Uncommon Descent

8 December 2012

New paper: Was there really enough time for Darwinian evolution?

Denyse O'Leary

In “Time and Information in Evolution,” (BIO-Complexity, 2012), Winston Ewert, William A. Dembski, Ann K. Gauger, and Robert J. Marks II cast doubt on a mathematical model claiming to show that there was enough time for the Darwinian model of evolution:

Abstract

Wilf and Ewens argue in a recent paper that there is plenty of time for evolution to occur. They base this claim on a mathematical model in which beneficial mutations accumulate simultaneously and independently, thus allowing changes that require a large number of mutations to evolve over comparatively short time periods. Because changes evolve independently and in parallel rather than sequentially, their model scales logarithmically rather than exponentially. This approach does not accurately reflect biological evolution, however, for two main reasons. First, within their model are implicit information sources, including the equivalent of a highly informed oracle that prophesies when a mutation is “correct,” thus accelerating the search by the evolutionary process. Natural selection, in contrast, does not have access to information about future benefits of a particular mutation, or where in the global fitness landscape a particular mutation is relative to a particular target. It can only assess mutations based on their current effect on fitness in the local fitness landscape. Thus the presence of this oracle makes their model radically different from a real biological search through fitness space. Wilf and Ewens also make unrealistic biological assumptions that, in effect, simplify the search. They assume no epistasis between beneficial mutations, no linkage between loci, and an unrealistic population size and base mutation rate, thus increasing the pool of beneficial mutations to be searched. They neglect the effects of genetic drift on the probability of fixation and the negative effects of simultaneously accumulating deleterious mutations. Finally, in their model they represent each genetic locus as a single letter. By doing so, they ignore the enormous sequence complexity of actual genetic loci (typically hundreds or thousands of nucleotides long), and vastly oversimplify the search for functional variants. In similar fashion, they assume that each evolutionary “advance” requires a change to just one locus, despite the clear evidence that most biological functions are the product of multiple gene products working together. Ignoring these biological realities infuses considerable active information into their model and eases the model’s evolutionary process. PDF.

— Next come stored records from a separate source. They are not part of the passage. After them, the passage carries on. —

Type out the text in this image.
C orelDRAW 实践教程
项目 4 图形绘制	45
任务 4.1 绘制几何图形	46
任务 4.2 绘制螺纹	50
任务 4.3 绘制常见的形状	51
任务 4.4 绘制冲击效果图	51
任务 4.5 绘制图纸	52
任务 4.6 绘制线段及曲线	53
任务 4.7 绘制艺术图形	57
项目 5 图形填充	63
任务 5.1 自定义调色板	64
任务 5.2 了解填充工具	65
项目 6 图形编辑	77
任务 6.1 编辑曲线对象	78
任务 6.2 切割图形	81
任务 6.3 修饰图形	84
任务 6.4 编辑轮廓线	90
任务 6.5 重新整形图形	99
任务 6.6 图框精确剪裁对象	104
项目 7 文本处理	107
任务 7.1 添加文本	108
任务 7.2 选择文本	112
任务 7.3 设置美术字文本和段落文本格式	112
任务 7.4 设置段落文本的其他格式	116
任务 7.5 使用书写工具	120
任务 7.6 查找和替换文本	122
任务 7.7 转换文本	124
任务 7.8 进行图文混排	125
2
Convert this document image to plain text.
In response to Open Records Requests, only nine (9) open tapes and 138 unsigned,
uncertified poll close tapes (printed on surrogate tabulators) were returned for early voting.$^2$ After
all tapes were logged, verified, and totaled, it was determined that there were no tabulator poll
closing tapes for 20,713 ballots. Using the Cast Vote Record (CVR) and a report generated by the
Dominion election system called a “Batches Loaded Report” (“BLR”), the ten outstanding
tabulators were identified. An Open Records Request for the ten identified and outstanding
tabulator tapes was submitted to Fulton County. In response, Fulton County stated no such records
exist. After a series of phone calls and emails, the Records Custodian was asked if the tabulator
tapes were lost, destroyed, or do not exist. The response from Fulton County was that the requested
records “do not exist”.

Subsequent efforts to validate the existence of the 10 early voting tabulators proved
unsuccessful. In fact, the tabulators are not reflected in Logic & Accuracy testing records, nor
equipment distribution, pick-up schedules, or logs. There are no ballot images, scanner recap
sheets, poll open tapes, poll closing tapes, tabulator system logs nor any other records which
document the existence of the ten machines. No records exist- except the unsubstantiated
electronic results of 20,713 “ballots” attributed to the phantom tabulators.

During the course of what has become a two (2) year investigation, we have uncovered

The article they doubt is Herbert S. Wilf and Warren J. Ewens (2010) “There’s plenty of time for evolution,Proceedings of the National Academy of Sciences, USA 107: 22454–22456. doi:10.1073/pnas.1016207107

Ewert is a computer and electrical engineer at Baylor University. BIO-Complexity is the journal of the Biologic Institute. Biologic Institute is a non-profit research organization founded in 2005. According to their self-description,

Scientists affiliated with Biologic Institute are working from the idea that life appears to have been designed because it really was designed. That’s a hypothesis, not a theory, and while it obviously has huge philosophical implications (made even more huge by the the fact it appears to be correct), it doesn’t do much for biology if left at that. Yet it could be the gateway to big things, if interested biologists are allowed to work from that starting point.

The science establishment is decidedly against this, but the truth is that no one will know how much the design-centered approach will benefit biology until that approach is taken by enough people for a full theory to come out of it.

The hostility of the science establishment may well increase as more atheists and agnostics find reasons to doubt Darwin.